Where a party suffers an injury caused by another and asserts a claim in a court of law and proves liability and resulting damages, the injured party is entitled to recover those damages. There are three main types of damages that a plaintiff may be entitled to recover: compensatory damages, nominal damages, and punitive damages.
Compensatory damages are awarded with the intent to make the plaintiff whole; meaning, the goal is to place the plaintiff in the position he was in before the wrongful injury occurred through the payment of money. Compensatory damages include: the injuries to the value of real property, financial losses due to breach of contract, and medical expenses or loss of income resulting form physical injury. In tort cases, actual damages are calculated to reflect the amount needed to restore the injured party to their original position before the injury whereas in property cases, damages are calculated according to the diminution in the market value of the property following the injury. In contract cases, the plaintiff may recover for breach of the contract, the out of pocket costs incurred as a result of the contract and the costs the contract would have realized had it been performed. Generally, the plaintiff has the burden of proof in all cases to recover compensatory damages. There is an exception for per se defamation claims; in these cases, the plaintiff need not bear the burden of proof, the damages are presumed.
Nominal damages are used to address the situations where the plaintiff suffers no injury but has sustained some loss. For example, a court may award nominal damages where the court finds a party’s rights have been invaded or a duty owed to the party has been breached. Nominal damages, as the name indicates, can be very nominal, a court may award as little as a dollar in nominal damages. The ultimate purpose of nominal damages is to vindicate a plaintiff’s legal right. The courts in South Carolina will presume nominal damages where a plaintiff can show a violation or some infringement of a legal right.

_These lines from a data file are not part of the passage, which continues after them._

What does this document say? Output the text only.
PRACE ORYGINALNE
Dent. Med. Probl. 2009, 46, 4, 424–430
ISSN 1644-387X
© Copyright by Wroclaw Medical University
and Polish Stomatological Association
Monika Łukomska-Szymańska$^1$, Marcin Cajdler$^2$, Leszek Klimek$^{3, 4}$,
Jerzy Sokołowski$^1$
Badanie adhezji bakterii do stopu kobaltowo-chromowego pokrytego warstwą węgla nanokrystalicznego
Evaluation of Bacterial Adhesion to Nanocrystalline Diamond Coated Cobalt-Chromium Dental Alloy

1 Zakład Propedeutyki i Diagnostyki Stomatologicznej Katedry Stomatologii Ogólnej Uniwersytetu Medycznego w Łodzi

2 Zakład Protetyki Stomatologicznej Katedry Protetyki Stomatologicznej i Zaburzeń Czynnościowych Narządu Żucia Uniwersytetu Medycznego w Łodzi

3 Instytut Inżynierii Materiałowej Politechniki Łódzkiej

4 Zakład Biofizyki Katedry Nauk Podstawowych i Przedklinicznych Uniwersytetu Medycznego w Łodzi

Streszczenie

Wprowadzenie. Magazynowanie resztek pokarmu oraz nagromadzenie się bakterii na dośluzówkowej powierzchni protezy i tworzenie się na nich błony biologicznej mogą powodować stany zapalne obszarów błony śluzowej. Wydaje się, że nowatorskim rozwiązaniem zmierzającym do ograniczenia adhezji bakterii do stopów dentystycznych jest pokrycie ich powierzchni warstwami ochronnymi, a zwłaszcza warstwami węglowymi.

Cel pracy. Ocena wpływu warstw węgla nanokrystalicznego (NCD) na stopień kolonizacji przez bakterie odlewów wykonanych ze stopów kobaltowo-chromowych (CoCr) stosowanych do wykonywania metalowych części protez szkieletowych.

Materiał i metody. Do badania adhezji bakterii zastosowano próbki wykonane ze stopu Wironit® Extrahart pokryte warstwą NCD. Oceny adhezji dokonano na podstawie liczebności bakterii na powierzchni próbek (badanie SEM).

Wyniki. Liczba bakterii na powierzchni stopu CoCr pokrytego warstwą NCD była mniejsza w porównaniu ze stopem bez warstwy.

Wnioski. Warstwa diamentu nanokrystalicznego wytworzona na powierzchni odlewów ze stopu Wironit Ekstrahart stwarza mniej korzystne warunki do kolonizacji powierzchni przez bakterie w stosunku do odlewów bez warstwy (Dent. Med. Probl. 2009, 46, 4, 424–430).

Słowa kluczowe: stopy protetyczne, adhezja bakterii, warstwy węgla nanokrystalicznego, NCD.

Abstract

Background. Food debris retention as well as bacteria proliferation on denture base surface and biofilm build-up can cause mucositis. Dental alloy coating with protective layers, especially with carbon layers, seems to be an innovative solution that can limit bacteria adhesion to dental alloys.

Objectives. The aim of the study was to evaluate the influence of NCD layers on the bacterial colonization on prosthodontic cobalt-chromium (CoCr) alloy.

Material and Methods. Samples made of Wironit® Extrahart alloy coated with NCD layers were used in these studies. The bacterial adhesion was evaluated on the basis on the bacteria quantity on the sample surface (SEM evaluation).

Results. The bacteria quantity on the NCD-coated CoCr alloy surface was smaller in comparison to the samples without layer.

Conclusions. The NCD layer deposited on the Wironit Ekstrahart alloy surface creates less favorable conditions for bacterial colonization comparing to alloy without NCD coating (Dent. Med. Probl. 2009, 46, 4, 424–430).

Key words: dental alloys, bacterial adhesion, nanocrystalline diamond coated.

Punitive damages are reserved for the cases where there has been reckless, willful, wanton, or malicious conduct on the part of the defendant or others or where there has been the reckless or willful invasion of the plaintiff’s private rights. Punitive damages are awarded with the intent to punish the defendant for his wrongful conduct. Punitive damages carry the greatest burden of proof in civil cases; punitive damage awards require some kind of extreme offensive conduct on the part of the defendant so much so that the court wants to make an example out of the defendant in order to deter others from engaging in the same conduct.
As you can see, compensatory, nominal and punitive damages all carry different burdens of proof with punitive damages carrying the greatest burden of proof. At the outset, it is important you understand what the damages are so that you can better understand your attorney’s method of seeking those damage awards on your behalf or defending against the award of damages.